第六章 第一話
私と顕氏様・多田・奥寺の四者間で合意がなされた。
第一に顕氏は御所を継ぎ、将軍家への挨拶と朝廷への官位受領に出向く。
第二に奥寺は真央君を匿っただけであり歯向かう意思はない。よって罪は問わない。
第三に真央君は領外へ追放する。これは罰でもあり身を守るためでもある。世間に真央君が殺ったことは知られておらず、いざ漏れたら大変危険である。特に顕光に知られたら不測の事態が起きるだろう。今のところ犯人は侍女のさくらということになっているので、彼女も真央君と共に領外へ出し養育係とする。
「しかし、父上。気になりませぬか。」
私は久しぶりに七日町にある息子の自宅へ出向いた。その日は小雨で、ずいぶんと前から止まない。ぐつついた天気だったが、一矢と昼餉を共にしたくなったのだ。そこで私はある心配事を耳にした。
「顕光様はずっと引きこもったまま。なにやら人を集め、話をしているとの噂です。」
「何を語るというのだ。」
一矢は首を振った。
「わかりませぬ。調べてみますか。」
「いや。顕光様を調べても……すでに、犯人は明らかになっているのだ。あちらでも、犯人について何かを調べているやもしれぬが……。」
騒動を起こさせないため、私や多田が知っている話を顕光には通していない。暴走をされても困るからだ。一矢は続ける。
「噂によると……南部の者もいるようで。」
南部が?何のために。
「それに京では大覚寺様が“約束が違う”と訴え出ているとか。各地の旧南朝方に働きかけていると……将軍家から参った使いが館で話しておりました。
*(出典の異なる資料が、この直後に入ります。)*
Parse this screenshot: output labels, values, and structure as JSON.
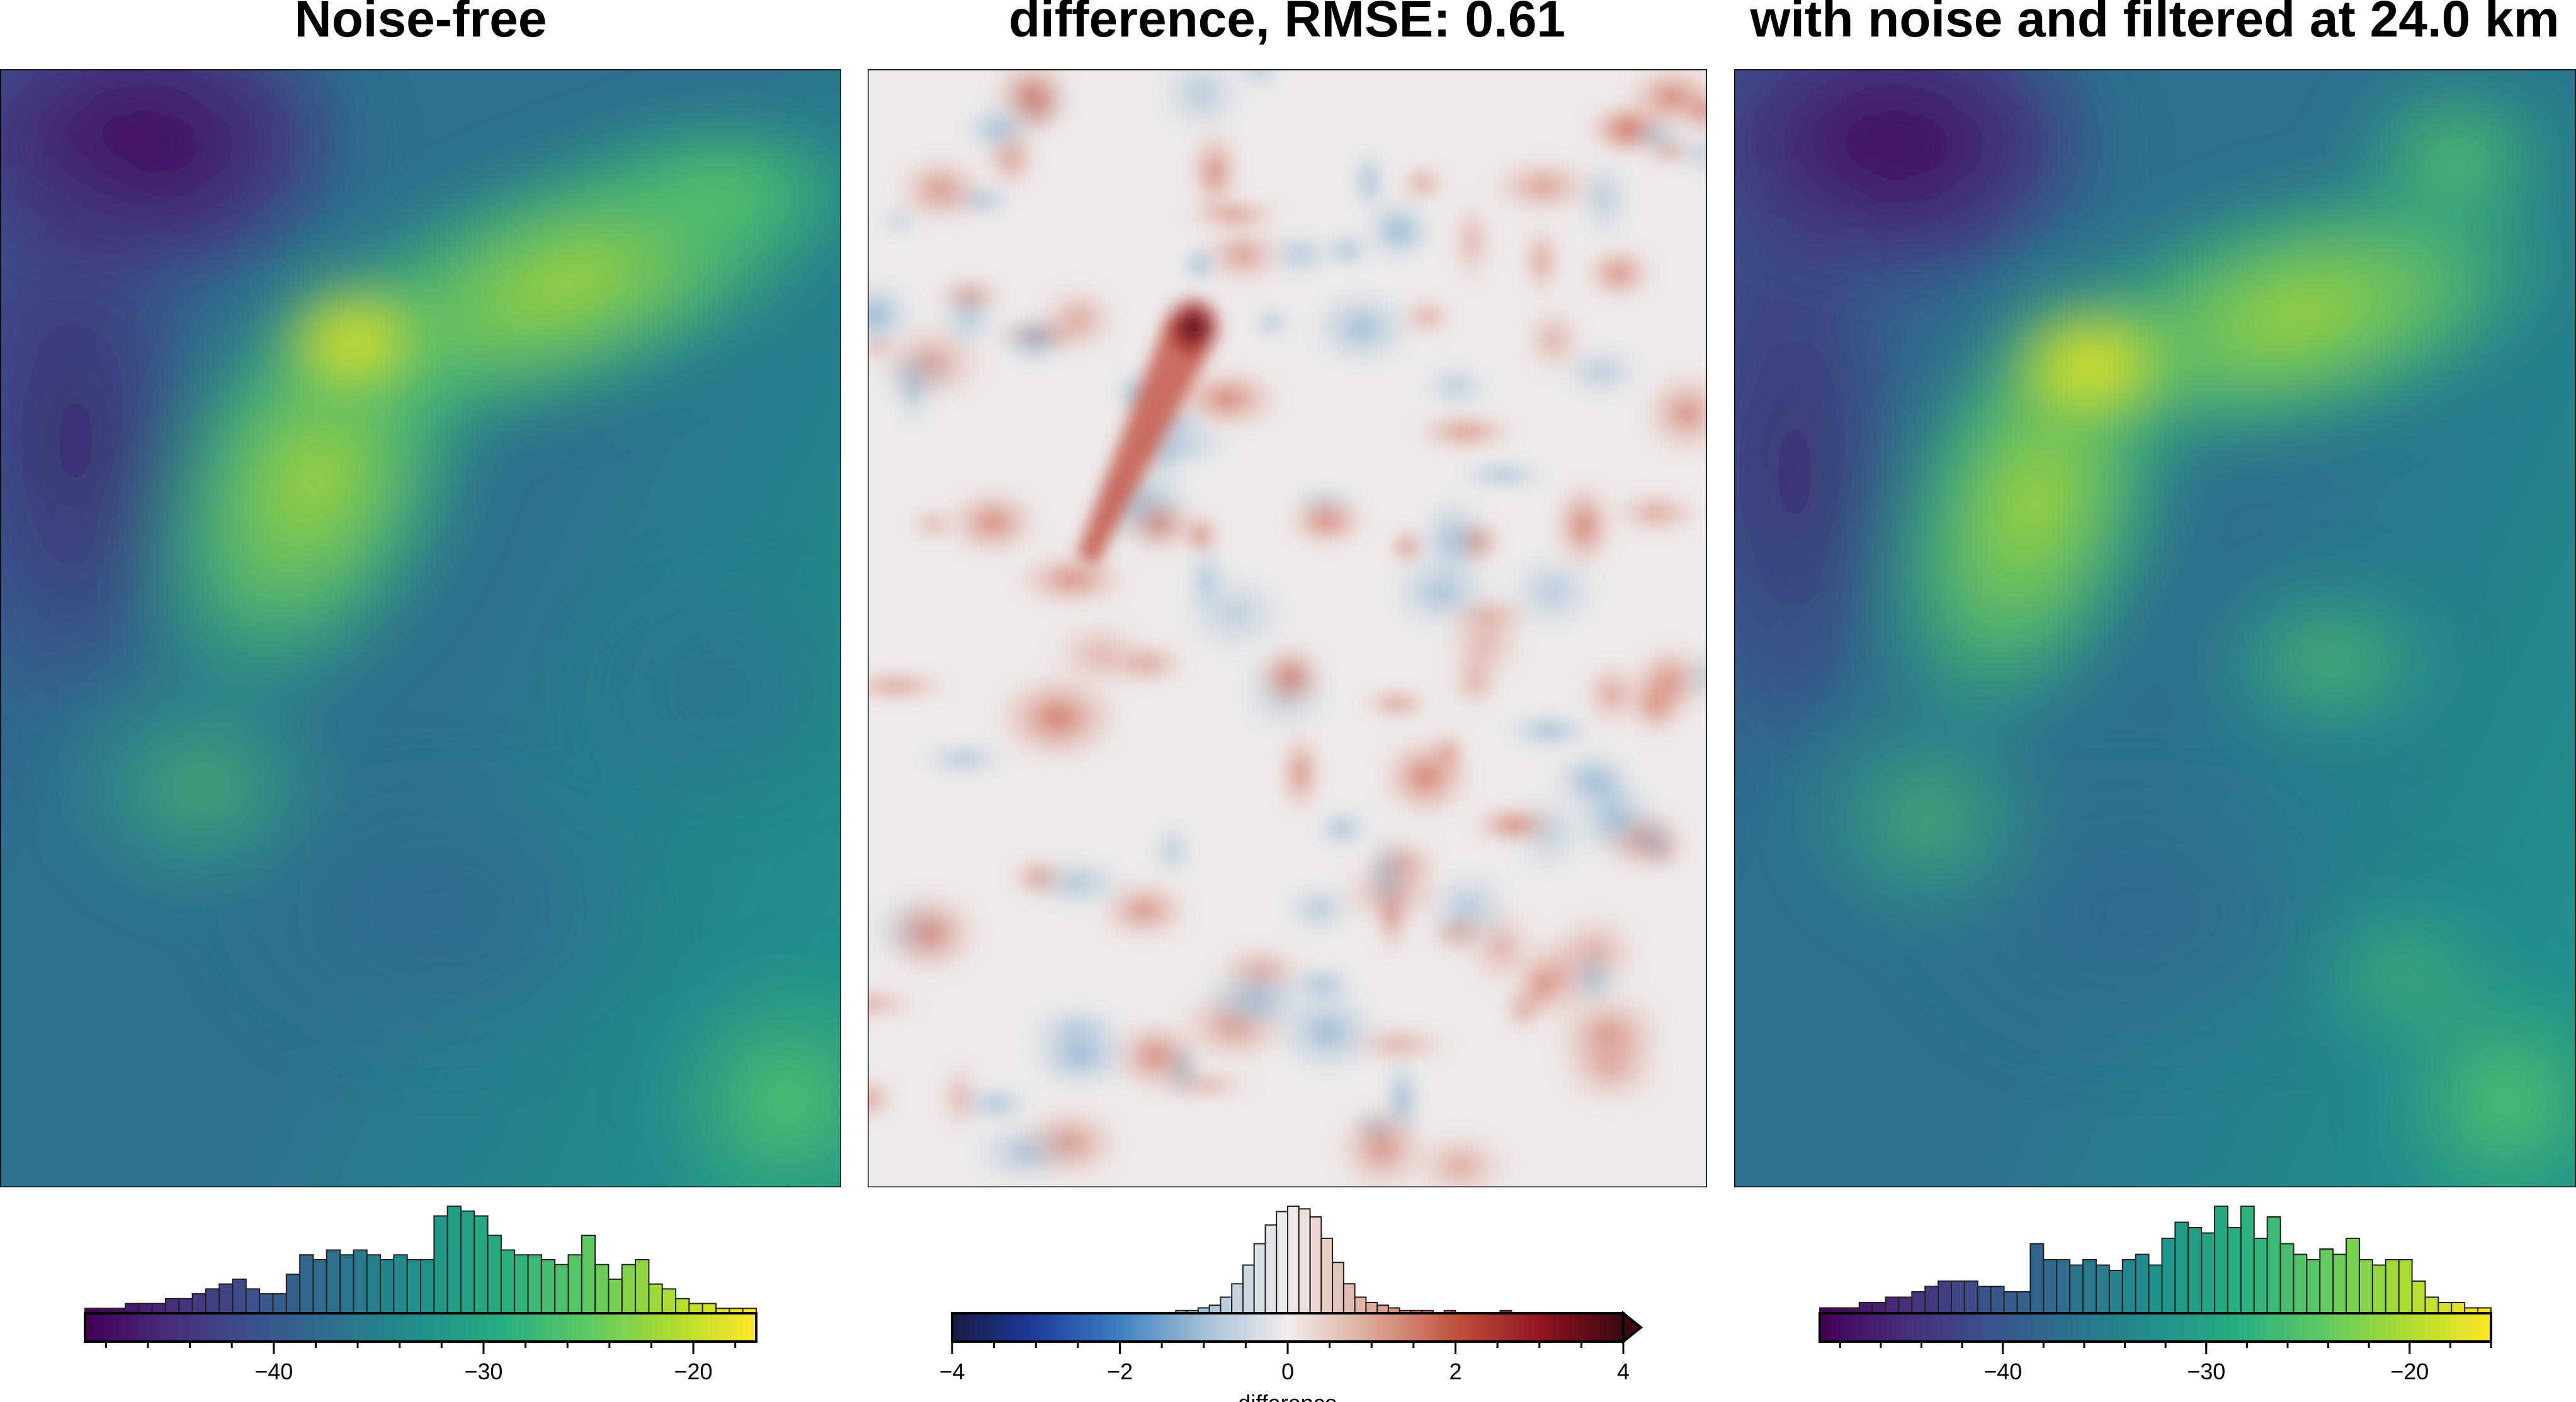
{
  "chart_data": [
    {
      "type": "heatmap",
      "title": "Noise-free",
      "colormap": "viridis",
      "colorbar": {
        "range": [
          -49,
          -17
        ],
        "ticks": [
          -40,
          -30,
          -20
        ],
        "tick_labels": [
          "−40",
          "−30",
          "−20"
        ],
        "label": "",
        "histogram": [
          1,
          1,
          1,
          2,
          2,
          2,
          3,
          3,
          4,
          5,
          6,
          7,
          5,
          4,
          4,
          8,
          12,
          11,
          13,
          12,
          13,
          12,
          11,
          12,
          11,
          11,
          20,
          22,
          21,
          20,
          16,
          13,
          12,
          12,
          11,
          10,
          12,
          16,
          10,
          7,
          10,
          11,
          6,
          5,
          3,
          2,
          2,
          1,
          1,
          1
        ]
      }
    },
    {
      "type": "heatmap",
      "title": "difference, RMSE: 0.61",
      "colormap": "diverging blue-white-red",
      "colorbar": {
        "range": [
          -4,
          4
        ],
        "ticks": [
          -4,
          -2,
          0,
          2,
          4
        ],
        "tick_labels": [
          "−4",
          "−2",
          "0",
          "2",
          "4"
        ],
        "label": "difference",
        "extend": "max",
        "histogram": [
          0,
          0,
          0,
          0,
          0,
          0,
          0,
          0,
          0,
          0,
          0,
          0,
          0,
          0,
          0,
          0,
          0,
          0,
          0,
          0,
          1,
          1,
          2,
          3,
          6,
          11,
          18,
          26,
          33,
          38,
          40,
          39,
          36,
          28,
          19,
          11,
          6,
          4,
          3,
          2,
          1,
          1,
          1,
          0,
          1,
          0,
          0,
          0,
          0,
          1,
          0,
          0,
          0,
          0,
          0,
          0,
          0,
          0,
          0,
          0
        ]
      }
    },
    {
      "type": "heatmap",
      "title": "with noise and filtered at 24.0 km",
      "colormap": "viridis",
      "colorbar": {
        "range": [
          -49,
          -16
        ],
        "ticks": [
          -40,
          -30,
          -20
        ],
        "tick_labels": [
          "−40",
          "−30",
          "−20"
        ],
        "label": "",
        "histogram": [
          1,
          1,
          1,
          2,
          2,
          3,
          3,
          4,
          5,
          6,
          6,
          6,
          5,
          5,
          4,
          4,
          13,
          10,
          10,
          9,
          10,
          9,
          8,
          10,
          11,
          9,
          14,
          17,
          16,
          15,
          20,
          16,
          20,
          14,
          18,
          13,
          11,
          10,
          12,
          11,
          14,
          10,
          9,
          10,
          10,
          6,
          3,
          2,
          2,
          1,
          1
        ]
      }
    }
  ]
}
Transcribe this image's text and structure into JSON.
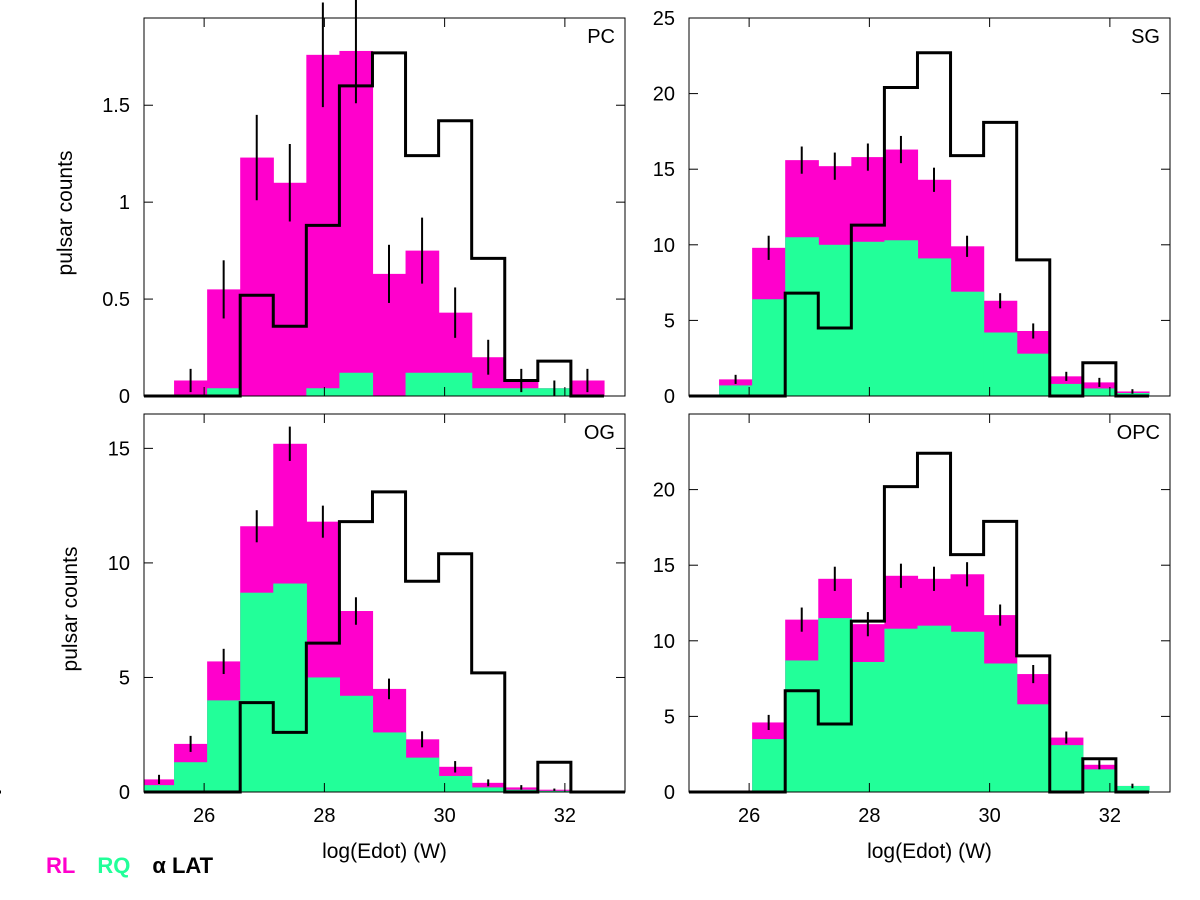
{
  "colors": {
    "rl": "#ff00cc",
    "rq": "#22ff99",
    "lat": "#000000",
    "axis": "#000000"
  },
  "legend": {
    "rl": "RL",
    "rq": "RQ",
    "lat": "α LAT"
  },
  "chart_data": [
    {
      "type": "bar",
      "title": "PC",
      "xlabel": "",
      "ylabel": "pulsar counts",
      "xlim": [
        25,
        33
      ],
      "ylim": [
        0,
        1.95
      ],
      "xticks": [],
      "yticks": [
        0,
        0.5,
        1,
        1.5
      ],
      "ytick_labels": [
        "0",
        "0.5",
        "1",
        "1.5"
      ],
      "bin_edges": [
        25.5,
        26.05,
        26.6,
        27.15,
        27.7,
        28.25,
        28.8,
        29.35,
        29.9,
        30.45,
        31.0,
        31.55,
        32.1,
        32.65
      ],
      "series": [
        {
          "name": "RQ",
          "values": [
            0,
            0.04,
            0,
            0,
            0.04,
            0.12,
            0,
            0.12,
            0.12,
            0.04,
            0.04,
            0.04,
            0,
            0
          ]
        },
        {
          "name": "RL total",
          "values": [
            0.08,
            0.55,
            1.23,
            1.1,
            1.76,
            1.78,
            0.63,
            0.75,
            0.43,
            0.2,
            0.08,
            0.04,
            0.08,
            0
          ]
        },
        {
          "name": "α LAT",
          "values": [
            0,
            0,
            0.52,
            0.36,
            0.88,
            1.6,
            1.77,
            1.24,
            1.42,
            0.71,
            0.08,
            0.18,
            0,
            0
          ]
        }
      ],
      "errors": [
        0.06,
        0.15,
        0.22,
        0.2,
        0.27,
        0.27,
        0.15,
        0.17,
        0.13,
        0.09,
        0.06,
        0.04,
        0.06,
        0
      ]
    },
    {
      "type": "bar",
      "title": "SG",
      "xlabel": "",
      "ylabel": "",
      "xlim": [
        25,
        33
      ],
      "ylim": [
        0,
        25
      ],
      "xticks": [],
      "yticks": [
        0,
        5,
        10,
        15,
        20,
        25
      ],
      "ytick_labels": [
        "0",
        "5",
        "10",
        "15",
        "20",
        "25"
      ],
      "bin_edges": [
        25.5,
        26.05,
        26.6,
        27.15,
        27.7,
        28.25,
        28.8,
        29.35,
        29.9,
        30.45,
        31.0,
        31.55,
        32.1,
        32.65
      ],
      "series": [
        {
          "name": "RQ",
          "values": [
            0.7,
            6.4,
            10.5,
            10.0,
            10.2,
            10.3,
            9.1,
            6.9,
            4.2,
            2.8,
            0.8,
            0.5,
            0.2,
            0
          ]
        },
        {
          "name": "RL total",
          "values": [
            1.1,
            9.8,
            15.6,
            15.2,
            15.8,
            16.3,
            14.3,
            9.9,
            6.3,
            4.3,
            1.3,
            0.9,
            0.3,
            0
          ]
        },
        {
          "name": "α LAT",
          "values": [
            0,
            0,
            6.8,
            4.5,
            11.3,
            20.4,
            22.7,
            15.9,
            18.1,
            9.0,
            0,
            2.2,
            0,
            0
          ]
        }
      ],
      "errors": [
        0.3,
        0.8,
        0.9,
        0.9,
        0.9,
        0.9,
        0.8,
        0.7,
        0.5,
        0.5,
        0.3,
        0.3,
        0.15,
        0
      ]
    },
    {
      "type": "bar",
      "title": "OG",
      "xlabel": "log(Edot) (W)",
      "ylabel": "pulsar counts",
      "xlim": [
        25,
        33
      ],
      "ylim": [
        0,
        16.5
      ],
      "xticks": [
        26,
        28,
        30,
        32
      ],
      "yticks": [
        0,
        5,
        10,
        15
      ],
      "ytick_labels": [
        "0",
        "5",
        "10",
        "15"
      ],
      "bin_edges": [
        25.0,
        25.5,
        26.05,
        26.6,
        27.15,
        27.7,
        28.25,
        28.8,
        29.35,
        29.9,
        30.45,
        31.0,
        31.55,
        32.1,
        32.65
      ],
      "series": [
        {
          "name": "RQ",
          "values": [
            0.3,
            1.3,
            4.0,
            8.7,
            9.1,
            5.0,
            4.2,
            2.6,
            1.5,
            0.7,
            0.2,
            0.1,
            0.05,
            0
          ]
        },
        {
          "name": "RL total",
          "values": [
            0.55,
            2.1,
            5.7,
            11.6,
            15.2,
            11.8,
            7.9,
            4.5,
            2.3,
            1.1,
            0.4,
            0.2,
            0.1,
            0
          ]
        },
        {
          "name": "α LAT",
          "values": [
            0,
            0,
            0,
            3.9,
            2.6,
            6.5,
            11.8,
            13.1,
            9.2,
            10.4,
            5.2,
            0,
            1.3,
            0
          ]
        }
      ],
      "errors": [
        0.2,
        0.35,
        0.55,
        0.7,
        0.75,
        0.7,
        0.6,
        0.45,
        0.35,
        0.25,
        0.15,
        0.1,
        0.05,
        0
      ]
    },
    {
      "type": "bar",
      "title": "OPC",
      "xlabel": "log(Edot) (W)",
      "ylabel": "",
      "xlim": [
        25,
        33
      ],
      "ylim": [
        0,
        25
      ],
      "xticks": [
        26,
        28,
        30,
        32
      ],
      "yticks": [
        0,
        5,
        10,
        15,
        20
      ],
      "ytick_labels": [
        "0",
        "5",
        "10",
        "15",
        "20"
      ],
      "bin_edges": [
        25.5,
        26.05,
        26.6,
        27.15,
        27.7,
        28.25,
        28.8,
        29.35,
        29.9,
        30.45,
        31.0,
        31.55,
        32.1,
        32.65
      ],
      "series": [
        {
          "name": "RQ",
          "values": [
            0,
            3.5,
            8.7,
            11.5,
            8.6,
            10.8,
            11.0,
            10.6,
            8.5,
            5.8,
            3.1,
            1.5,
            0.4,
            0
          ]
        },
        {
          "name": "RL total",
          "values": [
            0,
            4.6,
            11.4,
            14.1,
            11.1,
            14.3,
            14.1,
            14.4,
            11.7,
            7.8,
            3.6,
            1.8,
            0.4,
            0
          ]
        },
        {
          "name": "α LAT",
          "values": [
            0,
            0,
            6.7,
            4.5,
            11.3,
            20.2,
            22.4,
            15.7,
            17.9,
            9.0,
            0,
            2.2,
            0,
            0
          ]
        }
      ],
      "errors": [
        0,
        0.5,
        0.8,
        0.8,
        0.8,
        0.8,
        0.8,
        0.8,
        0.7,
        0.6,
        0.4,
        0.3,
        0.15,
        0.1
      ]
    }
  ]
}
」
南北朝合一以来、大覚寺統(南朝)と持明院統(北朝)の間で様々な取り決めがなされた。しかしそのほとんどが反故にされた。旧南朝側で不満がたまっている。
糠部南部氏の中にはめっぽう南朝に忠じる支族があり、大覚寺が誘ったとしても不思議ではない。しかし、時勢を考えるに、将軍家に逆らうなどできやしない。
「確かに……。一矢、調べてみるか。」
ただし、疑ってかかることだけはするな。かつての悲劇を繰り返してはならぬ。
そのときだった。屋敷の木戸が音を立てて開かれる。振り向くとそこには顕氏様がいた。後ろには多田と従者らも侍っている。